Orang Bali disukai banyak orang, karena mereka dikenal sebagai etnik yang santun. Jika hendak belajar sopan santun, menerapkannya dalam kehidupan sehari-hari, memang sepantasnya belajar sama orang Bali.
Aryantha Soethama
Pengarang
Mereka polos-polos, tidak suka cari musuh. Orang Bali dinilai sering memposisikan diri mereka lebih rendah, sehingga acap tampil merunduk-runduk di depan banyak orang.
Tampil merendah itu sering ditanggapi salah paham. Banyak orang luar yang menduga orang Bali itu lemah, sering menganggap lawan bicara lebih unggul. Muncul kesan orang Bali itu acap tampil kalah sebelum memulai.
Tapi jika kemudian kita sampaikan kelemahan-kelemahan ini kepada orang Bali, mereka pasti langsung menolaknya. Pendapat mereka antara lain, orang Bali justru orang-orang yang kuat, kendati mereka tampak lemah. Watak orang Bali seperti cabang pohon jambu sotong, lentur, tak mudah patah, dan gampang meliuk-liuk. Beda dengan cabang pohon jambu air, yang renyah dan rapuh, tak kuat menahan beban. Kayu sotong itu ngales, liat, kuat menahan beban berat.
Karena orang Bali itu suka merendah, mereka yang punya sawah luas, yang kaya, tak pernah mengaku kaya. Jika mengajak tamu-tamu, kerabat, handai taulan, mampir ke rumah, ia akan berujar, “Sekali-sekali mampirlah ke gubuk saya.” Padahal rumahnya mentereng, luas, lengkap dengan balai-balai berukir dengan warna-warna perada.

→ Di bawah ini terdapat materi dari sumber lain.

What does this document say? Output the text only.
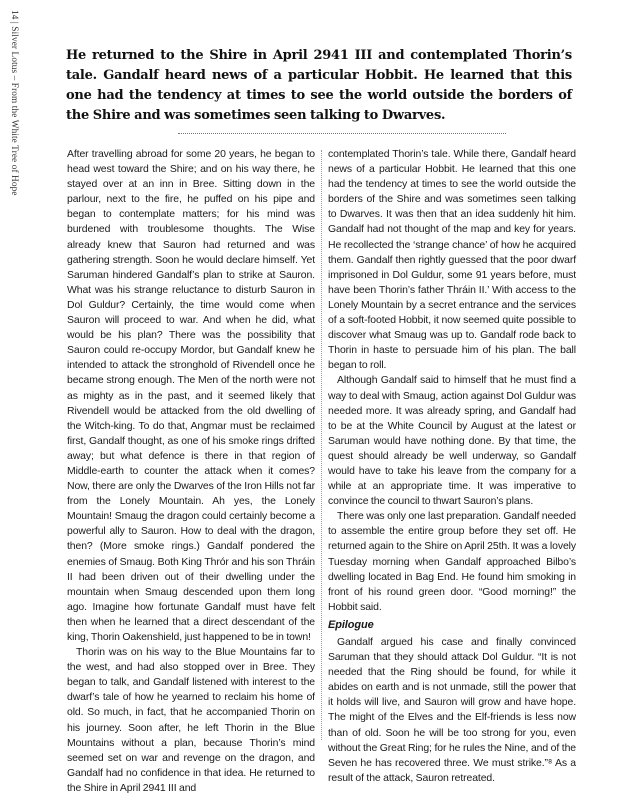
14 | Silver Lotus – From the White Tree of Hope	He returned to the Shire in April 2941 III and contemplated Thorin’s tale. Gandalf heard news of a particular Hobbit. He learned that this one had the tendency at times to see the world outside the borders of the Shire and was sometimes seen talking to Dwarves.

After travelling abroad for some 20 years, he began to head west toward the Shire; and on his way there, he stayed over at an inn in Bree. Sitting down in the parlour, next to the fire, he puffed on his pipe and began to contemplate matters; for his mind was burdened with troublesome thoughts. The Wise already knew that Sauron had returned and was gathering strength. Soon he would declare himself. Yet Saruman hindered Gandalf’s plan to strike at Sauron. What was his strange reluctance to disturb Sauron in Dol Guldur? Certainly, the time would come when Sauron will proceed to war. And when he did, what would be his plan? There was the possibility that Sauron could re-occupy Mordor, but Gandalf knew he intended to attack the stronghold of Rivendell once he became strong enough. The Men of the north were not as mighty as in the past, and it seemed likely that Rivendell would be attacked from the old dwelling of the Witch-king. To do that, Angmar must be reclaimed first, Gandalf thought, as one of his smoke rings drifted away; but what defence is there in that region of Middle-earth to counter the attack when it comes? Now, there are only the Dwarves of the Iron Hills not far from the Lonely Mountain. Ah yes, the Lonely Mountain! Smaug the dragon could certainly become a powerful ally to Sauron. How to deal with the dragon, then? (More smoke rings.) Gandalf pondered the enemies of Smaug. Both King Thrór and his son Thráin II had been driven out of their dwelling under the mountain when Smaug descended upon them long ago. Imagine how fortunate Gandalf must have felt then when he learned that a direct descendant of the king, Thorin Oakenshield, just happened to be in town!

Thorin was on his way to the Blue Mountains far to the west, and had also stopped over in Bree. They began to talk, and Gandalf listened with interest to the dwarf’s tale of how he yearned to reclaim his home of old. So much, in fact, that he accompanied Thorin on his journey. Soon after, he left Thorin in the Blue Mountains without a plan, because Thorin’s mind seemed set on war and revenge on the dragon, and Gandalf had no confidence in that idea. He returned to the Shire in April 2941 III and

contemplated Thorin’s tale. While there, Gandalf heard news of a particular Hobbit. He learned that this one had the tendency at times to see the world outside the borders of the Shire and was sometimes seen talking to Dwarves. It was then that an idea suddenly hit him. Gandalf had not thought of the map and key for years. He recollected the ‘strange chance’ of how he acquired them. Gandalf then rightly guessed that the poor dwarf imprisoned in Dol Guldur, some 91 years before, must have been Thorin’s father Thráin II.’ With access to the Lonely Mountain by a secret entrance and the services of a soft-footed Hobbit, it now seemed quite possible to discover what Smaug was up to. Gandalf rode back to Thorin in haste to persuade him of his plan. The ball began to roll.

Although Gandalf said to himself that he must find a way to deal with Smaug, action against Dol Guldur was needed more. It was already spring, and Gandalf had to be at the White Council by August at the latest or Saruman would have nothing done. By that time, the quest should already be well underway, so Gandalf would have to take his leave from the company for a while at an appropriate time. It was imperative to convince the council to thwart Sauron’s plans.

There was only one last preparation. Gandalf needed to assemble the entire group before they set off. He returned again to the Shire on April 25th. It was a lovely Tuesday morning when Gandalf approached Bilbo’s dwelling located in Bag End. He found him smoking in front of his round green door. “Good morning!” the Hobbit said.

Epilogue

Gandalf argued his case and finally convinced Saruman that they should attack Dol Guldur. “It is not needed that the Ring should be found, for while it abides on earth and is not unmade, still the power that it holds will live, and Sauron will grow and have hope. The might of the Elves and the Elf-friends is less now than of old. Soon he will be too strong for you, even without the Great Ring; for he rules the Nine, and of the Seven he has recovered three. We must strike.”⁸ As a result of the attack, Sauron retreated.
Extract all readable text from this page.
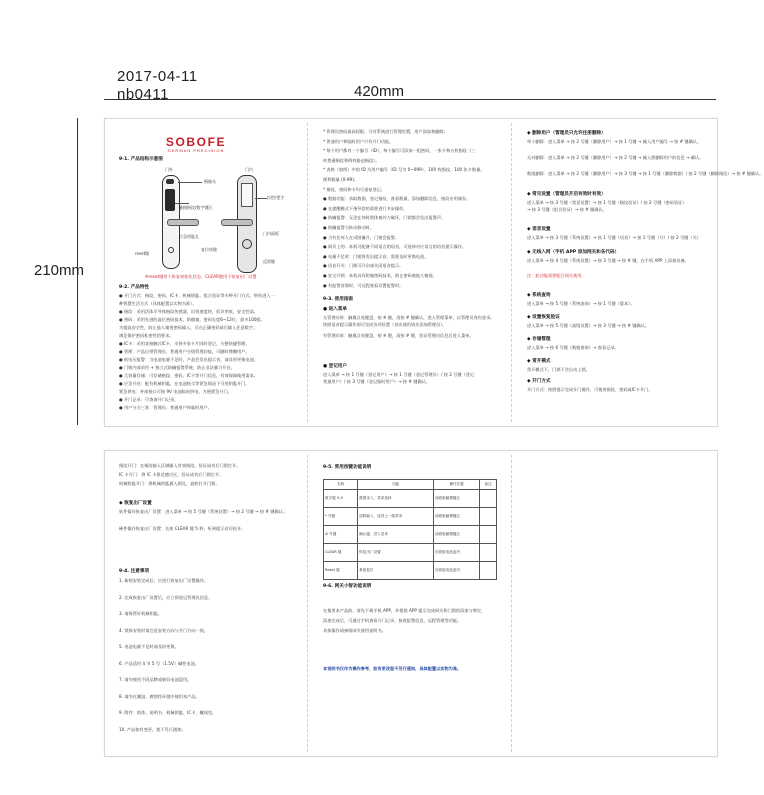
2017-04-11
nb0411	420mm
210mm
SOBOFE
GERMAN PRECISION
9-1. 产品结构示意图
门外	门内
摄像头
触摸指纹/数字键区
拉把/把手
应急钥匙孔
门内面板
reset键
反锁键
复位按键
※reset键用于恢复初始化状态，CLEAR键用于恢复出厂设置
9-2. 产品特性
● 开门方式：指纹、密码、IC卡、机械钥匙、组合验证等多种开门方式，带你进入一
种智慧生活方式（具体配置以实物为准）。
● 指纹：采用活体半导体指纹传感器，识别速度快，拒识率低，安全性高。
● 密码：采用先进的虚位密码技术，防偷窥，密码长度6~12位，最多100组。
为提高安全性，防止他人窥视密码输入，可在正确密码前后输入任意数字。
满足保护密码私密性的要求。
● IC卡：采用非接触式IC卡，支持多张卡片同时登记，方便快捷管理。
● 管理：产品自带管理员、普通用户分级管理功能，可随时增删用户。
● 低电压报警：当电池电量不足时，产品会发出提示音，请及时更换电池。
● 门锁内部采用 + 独立式防撬报警系统，防止非法暴力开启，
● 大容量存储：可存储指纹、密码、IC卡等开门信息，有效保障使用需求。
● 应急开启：配有机械钥匙，在电池耗尽等紧急情况下可用钥匙开门。
紧急供电：外部接口可接 9V 电池临时供电，方便紧急开门。
● 开门记录：可查询开门记录，
● 用户分为三类：管理员、普通用户和临时用户。
* 管理员密码最高权限，可对系统进行管理设置，用户添加和删除；
* 普通用户和临时用户只有开门功能。
* 每个用户都有一个编号（ID），每个编号可添加一组密码、一张卡和五枚指纹（三
枚普通指纹和两枚胁迫指纹）。
* 表格（如图）中的 ID 为用户编号（ID 号为 0~999）、100 枚指纹、100 张卡数量。
便利数量 (0-99)。
* 指纹、密码和卡均可重复登记。
● 数据功能：录取数据，登记指纹，查看数量，添加删除信息，指纹专用储存。
● 在提醒模式下指导您的需要进行多步操作。
● 防撬报警：无论在何时锁体被外力破坏，门锁都会发出报警声。
● 防撬报警当转动移动时。
● 当有任何人在试图撬开，门锁会报警。
● 网页上的：本机可配备不同语言的语音，可选择对应语言的语音提示操作。
● 电量不足时：门锁将发出提示音，需要及时更换电池。
● 语音开关：门锁可开启或关闭语音提示。
● 安全开锁：本机具有防窥密码技术，防止密码被他人窥视。
● 有报警音频时，可远程查看设置报警时。
9-3. 使用指南
● 进入菜单
无管理员时：触摸点亮键盘，按 ※ 键，再按 # 键确认，进入管理菜单，以管理员身份登录。
按照语音提示操作即可完成各项设置（首次使用请先添加管理员）。
有管理员时：触摸点亮键盘，按 ※ 键，再按 # 键，验证管理员信息后进入菜单。
● 登记用户
进入菜单 → 按 1 号键（登记用户）→ 按 1 号键（登记管理员）/ 按 2 号键（登记
普通用户）/ 按 3 号键（登记临时用户）→ 按 # 键确认。
◆ 删除用户（管理员只允许注册删除）
单个删除：进入菜单 → 按 2 号键（删除用户）→ 按 1 号键 → 输入用户编号 → 按 # 键确认。
无对删除：进入菜单 → 按 2 号键（删除用户）→ 按 2 号键 → 输入要删除用户的信息 → 确认。
数组删除：进入菜单 → 按 2 号键（删除用户）→ 按 3 号键 → 按 1 号键（删除数据）/ 按 2 号键（删除指纹）→ 按 # 键确认。
◆ 常见设置（管理员开启有效时有效）
进入菜单 → 按 3 号键（常见设置）→ 按 1 号键（指纹验证）/ 按 2 号键（密码验证）
→ 按 3 号键（组合验证）→ 按 # 键确认。
◆ 语音设置
进入菜单 → 按 3 号键（系统设置）→ 按 1 号键（语音）→ 按 1 号键（开）/ 按 2 号键（关）
◆ 无线入网（手机 APP 添加网关和各代码）
进入菜单 → 按 4 号键（系统设置）→ 按 3 号键 → 按 # 键，在手机 APP 上添加设备。
注：此功能需要配合网关使用。
◆ 系统查询
进入菜单 → 按 5 号键（系统查询）→ 按 1 号键（版本）。
◆ 设置恢复验证
进入菜单 → 按 5 号键（高级设置）→ 按 3 号键 → 按 # 键确认。
◆ 存储管理
进入菜单 → 按 6 号键（数据查询）→ 查看记录。
◆ 常开模式
常开模式下，门锁不会自动上锁。
◆ 开门方式
开门方式：按照提示完成开门操作，可使用指纹、密码或IC卡开门。
指纹开门：在指纹输入区域输入有效指纹，验证成功后门锁打开。
IC 卡开门：将 IC 卡靠近感应区，验证成功后门锁打开。
机械钥匙开门：将机械钥匙插入锁孔，旋转打开门锁。
◆ 恢复出厂设置
软件操作恢复出厂设置：进入菜单 → 按 5 号键（系统设置）→ 按 2 号键 → 按 # 键确认。
硬件操作恢复出厂设置：长按 CLEAR 键 5 秒，听到提示音后松开。
9-4. 注意事项
1. 新锁安装完成后，应进行恢复出厂设置操作。
2. 完成恢复出厂设置后，应立即登记管理员信息。
3. 请保管好机械钥匙。
4. 锁体安装时请注意安装方向与开门方向一致。
5. 电池电量不足时请及时更换。
6. 产品适用 4 节 5 号（1.5V）碱性电池。
7. 请勿使用不同品牌或新旧电池混用。
8. 请勿在潮湿、腐蚀性环境中使用本产品。
9. 附件：锁体、说明书、机械钥匙、IC卡、螺丝包。
10. 产品如有变更，恕不另行通知。
9-5. 常用按键功能说明
名称	功能	操作位置	备注
数字键 0-9	数据录入、菜单选择	前面板触摸键区	
* 号键	清除输入、返回上一级菜单	前面板触摸键区	
# 号键	确认键、进入菜单	前面板触摸键区	
CLEAR 键	恢复出厂设置	后面板电池盒内	
Reset 键	系统复位	后面板电池盒内	
9-6. 网关小智功能说明
在使用本产品前，请先下载手机 APP，并根据 APP 提示完成网关和门锁的添加与绑定。
添加完成后，可通过手机查看开门记录、接收报警信息、远程管理等功能。
具体操作请参阅网关使用说明书。
本说明书仅作为操作参考，如有更改恕不另行通知，具体配置以实物为准。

Watak orang Bali yang suka merendah itu juga ditandai dengan tak suka menonjolkan diri. Gending yang sangat disukai dan disegani oleh orang-orang Bali adalah tembang tentang Da gaden awak bisa, depang anake ngadanin (Jangan merasa diri hebat, biar orang lain yang menilai) yang mengutamakan sikap rendah hati sebagai tuntunan hidup.
Watak rendah hati ini menghasilkan banyak karya seni yang anonim. Jika ada orang Bali yang mengaku sebagai pencipta karya tertentu, pertanda ia telah menilai diri sendiri, dianggap mengaku-ngaku, narsis, watak dari orang-orang yang individualis.
Tapi karena pengaruh zaman, orang bangga disanjung dan senang mendapat tepukan, menyebabkan orang Bali akhirnya juga tak beda dengan etnik lain. Wajar kemudian muncul pertanyaan, benarkah orang Bali rendah hati? Bukankah kini banyak yang menonjolkan diri, menganggap diri sanggup dan hebat? Jika dulu orang-orang Bali rendah hati, jangan-jangan karena mereka memang tidak berani tampil, takut ke luar dari kungkungan lingkungan, waswas dikucilkan, sehingga mereka yang hebat, yang cerdas, yang pintar, yang kreatif, memilih larut dengan mereka yang dungu dan pemalas, demi keamanan.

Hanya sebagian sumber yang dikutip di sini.